Un cadeau aux conséquences inattendues.


La main crispée sur la souris


Cette année-là, comme cadeau d’anniversaire, Patricia reçut un ordinateur. Les premiers jours, elle s’en servit très peu. Il fallut apprendre à maîtriser l’outil, mais peu à peu elle découvrit le plaisir de jouer à la belote et au scrabble en ligne, tout en échangeant des petits messages avec ses coéquipiers. Dès lors, elle passa beaucoup de temps assise devant l’écran magique. Julien, son mari, commença à déprécier le cadeau qu’il lui avait fait. Quand il revenait du travail, il la trouvait rivée à l’écran : le repas n’était pas prêt, le ménage laissait à désirer… De plus, débordé au bureau, il apportait du travail à faire à la maison, de quoi occuper largement ses soirées, mais ne pouvait accéder à l’ordinateur perpétuellement squatté par sa femme. S’il tentait de la déloger pour prendre sa place, elle lui lançait un regard outré et accusateur qui semblait dire : « Enfin chéri, tu voudrais faire le Père Fouettard et me priver de mon jouet ? Pas question ! » Il n’insistait pas et allait se coucher, penaud… et seul.

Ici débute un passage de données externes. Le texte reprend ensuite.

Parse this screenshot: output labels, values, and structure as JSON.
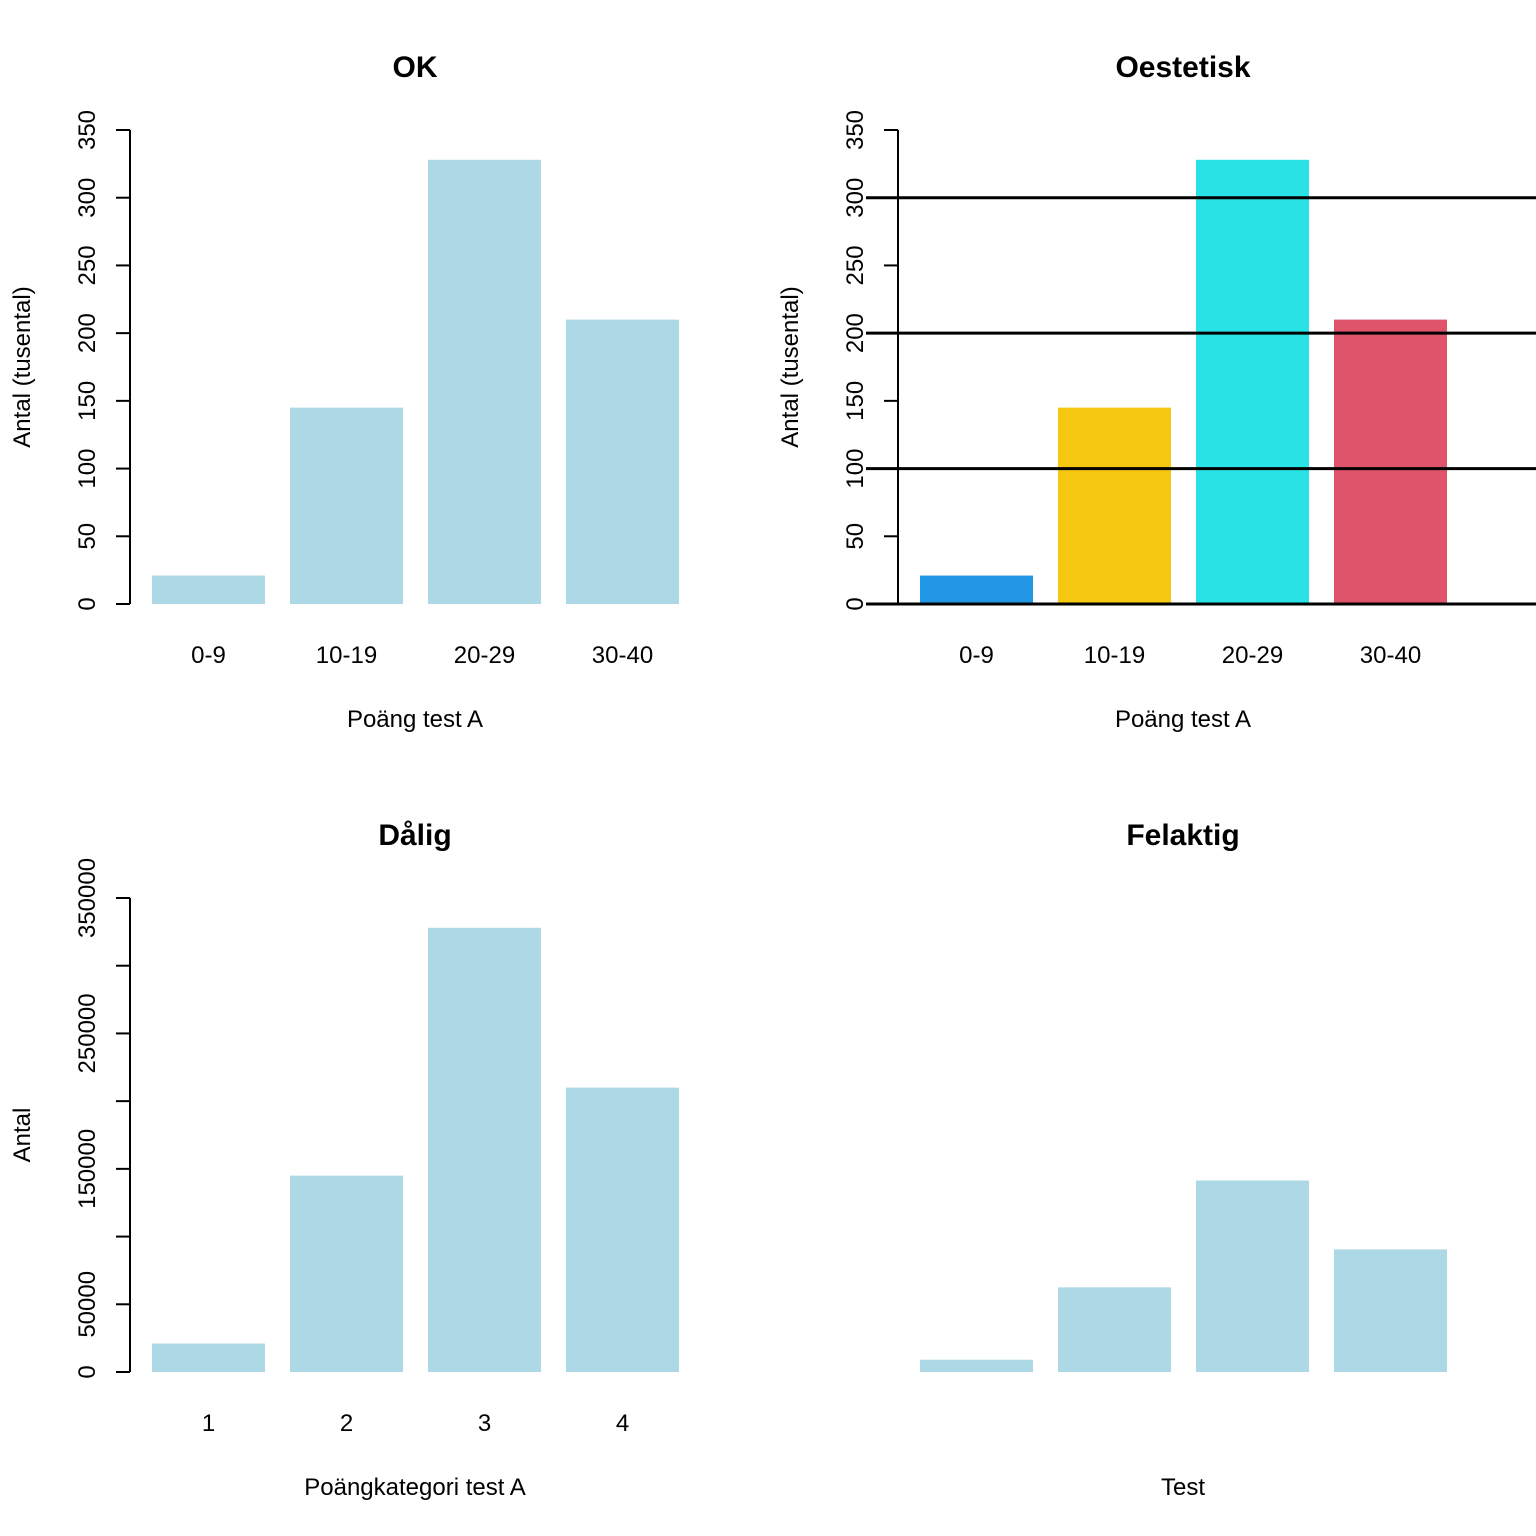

Il évoqua ce problème avec ses collègues. Ils avaient rencontré les mêmes difficultés avec leurs femmes et leurs enfants et pour y pallier avaient acheté plusieurs ordinateurs. Il fit donc l’acquisition d’une deuxième machine. Le soir, ses heures supplémentaires de travail terminées, il jouait aux cartes lui aussi, pour se détendre un peu. Ensuite il surfait allègrement sur Internet, s’attardait sur des sites culturels, puis s’autorisait timidement quelques sites pornos, de plus en plus tard chaque nuit, si bien qu’il n’était plus en forme pour se rendre au bureau le lendemain matin et arrivait toujours en retard. Force était de constater que tous les employés de l’entreprise étaient assujettis à cet appareil qui captait leur attention au point de les empêcher de dormir, de leur faire oublier l’heure et leurs obligations. Ils arrivaient tous de plus en plus tard au travail. Enfin il y eut carrément de l’absentéisme. Les ordinateurs, telles des bêtes prolifiques, se reproduisirent à outrance, et tandis que leurs méfaits faisaient tache d’huile, dans les entreprises, les bureaux, les commerces, les écoles, les effectifs se réduisaient et rétrécissaient comme peau de chagrin. Les ménagères ne sortaient plus pour faire leurs courses. Elles commandaient tout par ordinateur, mais les livraisons avaient un retard énorme, le personnel actif étant pratiquement inexistant. La population paraissait anesthésiée, tout fonctionnait au ralenti, et les quelques rares personnes circulant encore en voiture appréciaient la totale inexistence de bouchons.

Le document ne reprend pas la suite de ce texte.